Lors de son arrivée à Philippe-Pinel, M. Turcotte était hautement suicidaire. Il a été placé sous étroite surveillance, dans une chambre où il était impossible de s'enlever la vie. Les employés devaient vérifier son état de visu, au moins aux 15 minutes.

Le Dr Talbot a noté que M. Turcotte était un individu «hyper-contrôlé», méticuleux, précis, avec des traits de personnalité obsessionnelle et narcissique, un net inconfort et une vulnérabilité devant ses faiblesses. Ses capacités intellectuelles et professionnelles étaient bonnes, mais il avait de la difficulté à gérer ses émotions et avait tendance à l'évitement. M. Turcotte a d'ailleurs confié au psychiatre Talbot qu'il était passé maître dans l'art de camoufler ses émotions.
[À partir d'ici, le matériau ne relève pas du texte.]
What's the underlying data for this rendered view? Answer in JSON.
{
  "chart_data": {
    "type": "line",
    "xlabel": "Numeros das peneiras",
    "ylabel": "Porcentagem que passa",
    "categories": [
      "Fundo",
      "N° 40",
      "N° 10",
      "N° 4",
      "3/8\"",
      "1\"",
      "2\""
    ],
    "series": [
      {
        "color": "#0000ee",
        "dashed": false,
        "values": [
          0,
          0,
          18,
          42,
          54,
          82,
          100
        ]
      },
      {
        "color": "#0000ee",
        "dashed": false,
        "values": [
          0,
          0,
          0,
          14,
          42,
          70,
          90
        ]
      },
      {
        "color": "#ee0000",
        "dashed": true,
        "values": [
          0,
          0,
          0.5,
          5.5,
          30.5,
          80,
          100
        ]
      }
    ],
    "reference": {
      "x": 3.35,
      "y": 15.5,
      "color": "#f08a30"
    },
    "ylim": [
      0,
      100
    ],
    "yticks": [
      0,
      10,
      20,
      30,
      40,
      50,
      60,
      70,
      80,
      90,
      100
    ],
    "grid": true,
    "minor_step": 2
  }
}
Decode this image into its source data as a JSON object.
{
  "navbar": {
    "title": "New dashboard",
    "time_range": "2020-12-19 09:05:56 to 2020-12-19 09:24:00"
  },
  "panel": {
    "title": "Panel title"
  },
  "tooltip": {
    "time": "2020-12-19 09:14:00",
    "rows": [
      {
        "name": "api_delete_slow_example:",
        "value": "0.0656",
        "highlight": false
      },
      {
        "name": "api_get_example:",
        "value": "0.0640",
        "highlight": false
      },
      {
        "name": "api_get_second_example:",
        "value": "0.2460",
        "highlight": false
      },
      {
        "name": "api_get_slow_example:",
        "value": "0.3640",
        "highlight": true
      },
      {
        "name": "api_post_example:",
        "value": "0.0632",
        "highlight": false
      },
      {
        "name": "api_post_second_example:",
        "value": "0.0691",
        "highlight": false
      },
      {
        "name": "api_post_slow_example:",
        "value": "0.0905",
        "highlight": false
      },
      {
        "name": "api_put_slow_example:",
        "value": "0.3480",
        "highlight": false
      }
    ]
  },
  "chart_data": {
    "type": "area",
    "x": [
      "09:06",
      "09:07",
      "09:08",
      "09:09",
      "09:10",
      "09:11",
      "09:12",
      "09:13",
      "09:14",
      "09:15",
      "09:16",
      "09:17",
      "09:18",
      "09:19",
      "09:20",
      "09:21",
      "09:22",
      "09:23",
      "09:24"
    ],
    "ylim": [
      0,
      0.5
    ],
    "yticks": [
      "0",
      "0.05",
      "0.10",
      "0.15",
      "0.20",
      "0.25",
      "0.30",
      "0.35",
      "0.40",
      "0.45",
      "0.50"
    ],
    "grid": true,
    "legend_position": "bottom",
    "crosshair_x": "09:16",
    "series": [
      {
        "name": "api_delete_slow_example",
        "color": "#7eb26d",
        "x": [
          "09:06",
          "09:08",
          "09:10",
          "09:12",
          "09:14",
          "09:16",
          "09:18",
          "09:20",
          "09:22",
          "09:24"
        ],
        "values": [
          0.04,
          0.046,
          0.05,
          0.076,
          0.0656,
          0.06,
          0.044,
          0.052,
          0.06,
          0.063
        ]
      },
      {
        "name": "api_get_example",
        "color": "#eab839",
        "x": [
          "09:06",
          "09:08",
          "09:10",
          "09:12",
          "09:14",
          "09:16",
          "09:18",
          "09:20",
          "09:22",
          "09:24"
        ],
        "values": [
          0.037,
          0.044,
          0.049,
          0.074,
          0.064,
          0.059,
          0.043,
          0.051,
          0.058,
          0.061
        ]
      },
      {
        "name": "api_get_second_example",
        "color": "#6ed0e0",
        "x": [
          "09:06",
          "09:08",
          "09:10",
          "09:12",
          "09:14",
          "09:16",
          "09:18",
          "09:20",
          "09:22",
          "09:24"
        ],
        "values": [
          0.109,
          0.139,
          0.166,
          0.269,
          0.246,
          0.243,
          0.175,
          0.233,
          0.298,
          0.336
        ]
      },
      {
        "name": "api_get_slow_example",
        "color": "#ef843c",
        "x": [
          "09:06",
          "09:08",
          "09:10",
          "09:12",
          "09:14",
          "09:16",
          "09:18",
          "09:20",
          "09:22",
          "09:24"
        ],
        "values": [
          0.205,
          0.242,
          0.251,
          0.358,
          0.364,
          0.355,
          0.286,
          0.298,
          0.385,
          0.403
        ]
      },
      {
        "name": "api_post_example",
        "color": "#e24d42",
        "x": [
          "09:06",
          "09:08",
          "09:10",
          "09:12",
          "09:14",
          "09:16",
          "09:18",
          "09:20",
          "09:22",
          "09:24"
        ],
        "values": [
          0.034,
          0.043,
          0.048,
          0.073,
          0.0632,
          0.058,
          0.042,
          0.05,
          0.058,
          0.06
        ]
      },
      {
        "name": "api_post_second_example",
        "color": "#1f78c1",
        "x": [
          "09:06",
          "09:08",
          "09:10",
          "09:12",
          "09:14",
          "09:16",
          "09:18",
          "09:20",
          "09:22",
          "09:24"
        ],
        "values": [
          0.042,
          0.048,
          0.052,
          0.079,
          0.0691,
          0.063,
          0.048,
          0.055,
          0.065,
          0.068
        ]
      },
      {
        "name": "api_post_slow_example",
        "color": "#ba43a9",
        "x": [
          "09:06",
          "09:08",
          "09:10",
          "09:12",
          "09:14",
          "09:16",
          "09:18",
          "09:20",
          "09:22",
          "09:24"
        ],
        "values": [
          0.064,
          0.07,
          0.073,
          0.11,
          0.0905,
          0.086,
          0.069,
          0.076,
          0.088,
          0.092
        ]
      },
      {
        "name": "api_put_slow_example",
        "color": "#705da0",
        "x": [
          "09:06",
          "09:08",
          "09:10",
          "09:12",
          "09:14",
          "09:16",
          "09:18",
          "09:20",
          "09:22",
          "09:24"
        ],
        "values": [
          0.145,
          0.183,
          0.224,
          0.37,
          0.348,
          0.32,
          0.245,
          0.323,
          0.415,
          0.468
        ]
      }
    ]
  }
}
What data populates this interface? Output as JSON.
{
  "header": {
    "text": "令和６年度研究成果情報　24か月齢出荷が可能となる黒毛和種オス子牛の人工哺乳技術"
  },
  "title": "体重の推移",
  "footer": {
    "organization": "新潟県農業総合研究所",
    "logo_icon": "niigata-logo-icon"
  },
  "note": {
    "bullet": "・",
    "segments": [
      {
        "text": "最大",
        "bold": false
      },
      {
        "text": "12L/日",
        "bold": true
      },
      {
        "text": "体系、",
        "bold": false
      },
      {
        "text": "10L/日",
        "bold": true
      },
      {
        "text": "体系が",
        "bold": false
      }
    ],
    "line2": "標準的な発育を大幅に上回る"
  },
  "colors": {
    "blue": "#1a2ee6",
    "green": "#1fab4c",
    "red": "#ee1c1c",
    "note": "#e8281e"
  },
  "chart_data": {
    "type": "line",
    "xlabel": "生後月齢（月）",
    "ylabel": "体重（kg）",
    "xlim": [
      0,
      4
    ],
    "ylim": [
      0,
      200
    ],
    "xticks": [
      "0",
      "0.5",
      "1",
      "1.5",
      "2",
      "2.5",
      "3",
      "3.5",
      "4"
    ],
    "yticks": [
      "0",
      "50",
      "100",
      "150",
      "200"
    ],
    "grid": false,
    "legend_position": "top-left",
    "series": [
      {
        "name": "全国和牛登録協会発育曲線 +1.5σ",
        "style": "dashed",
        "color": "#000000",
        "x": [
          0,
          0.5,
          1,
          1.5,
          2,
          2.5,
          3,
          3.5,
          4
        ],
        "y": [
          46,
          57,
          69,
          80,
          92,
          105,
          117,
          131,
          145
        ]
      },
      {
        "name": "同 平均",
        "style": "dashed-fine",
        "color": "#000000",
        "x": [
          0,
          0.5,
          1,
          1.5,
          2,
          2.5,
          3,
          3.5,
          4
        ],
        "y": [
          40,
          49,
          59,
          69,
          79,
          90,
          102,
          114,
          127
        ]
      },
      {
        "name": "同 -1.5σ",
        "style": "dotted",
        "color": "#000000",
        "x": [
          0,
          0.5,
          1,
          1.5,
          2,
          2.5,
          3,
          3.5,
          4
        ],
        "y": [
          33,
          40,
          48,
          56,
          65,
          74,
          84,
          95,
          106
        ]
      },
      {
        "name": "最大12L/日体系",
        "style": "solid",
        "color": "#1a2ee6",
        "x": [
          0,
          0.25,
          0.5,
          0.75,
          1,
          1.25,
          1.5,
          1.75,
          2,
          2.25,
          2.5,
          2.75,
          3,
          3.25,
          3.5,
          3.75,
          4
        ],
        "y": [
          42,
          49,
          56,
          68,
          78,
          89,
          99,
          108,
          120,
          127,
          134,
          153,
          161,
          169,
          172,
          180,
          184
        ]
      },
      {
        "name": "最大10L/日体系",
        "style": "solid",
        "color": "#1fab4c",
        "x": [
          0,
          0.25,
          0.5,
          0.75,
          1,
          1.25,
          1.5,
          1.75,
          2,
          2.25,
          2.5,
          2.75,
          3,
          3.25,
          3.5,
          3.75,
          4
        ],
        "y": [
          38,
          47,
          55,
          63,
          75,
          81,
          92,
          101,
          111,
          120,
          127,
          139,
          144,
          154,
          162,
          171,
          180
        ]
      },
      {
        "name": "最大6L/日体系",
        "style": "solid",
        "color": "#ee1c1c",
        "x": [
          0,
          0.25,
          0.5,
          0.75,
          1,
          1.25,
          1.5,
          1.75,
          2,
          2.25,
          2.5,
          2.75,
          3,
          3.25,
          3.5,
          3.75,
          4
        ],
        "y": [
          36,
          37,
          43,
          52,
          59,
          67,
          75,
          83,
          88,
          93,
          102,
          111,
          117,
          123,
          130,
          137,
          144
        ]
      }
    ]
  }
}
M. Turcotte était grandement déprimé, il éprouvait de la colère liée à son passé et à l'infidélité de sa femme, mais pas de haine. Il a raconté que, lors de disputes avec son ex-femme, les conflits se résolvaient en 15 minutes pour elle, alors que cela restait en lui pendant 3 jours. Il s'étonnait de cela. Selon le Dr Talbot, il avait beaucoup de peine et se demandait quoi faire avec cette souffrance. Il a tenté de se suicider une nouvelle fois en novembre 2009, alors qu'il était détenu à Rivière-des-Prairies. Il a avalé une soixantaine de comprimés qu'on lui avait distribués au fil du temps et qu'il avait conservés.

Dr Faucher

L'autre expert de la Couronne appelé en contre-preuve, le Dr Sylvain Faucher, qui conclut que Guy Turcotte savait ce qu'il faisait quand il a tué ses enfants, a été ardemment questionné par la défense au cours des trois derniers jours. Me Pierre Poupart, avocat de l'accusé, a traqué une erreur dans son CV et déterré des dossiers dans lesquels le Dr Faucher avait été appelé à se prononcer à titre d'expert. Le Dr Faucher s'est aussi fait reprocher la manière dont il a évalué Guy Turcotte à l'établissement de Rivière-des-Prairies le 5 avril dernier. Il s'est servi du rapport de la psychiatre Bourget, produit pour la défense, comme outil de travail.

«J'accepte votre reproche, a répondu le Dr Faucher.

- C'est une manière de dégoupiller les questions, a rétorqué Me Poupart.

- Vous me lancez des grenades!», a renchéri le Dr Faucher.

Les parties se reverront la semaine prochaine, sans le jury, pour une conférence préplaidoiries. Les jurés, eux, ont congé pour la semaine. Le juge les a informés qu'ils seront rémunérés quand même puisque leur travail n'est pas fini. Ils reviendront le 20 juin, pour les plaidoiries. Le juge donnera ses directives le 28 juin, après quoi les jurés commenceront leurs délibérations, du moins selon le plan établi vendredi.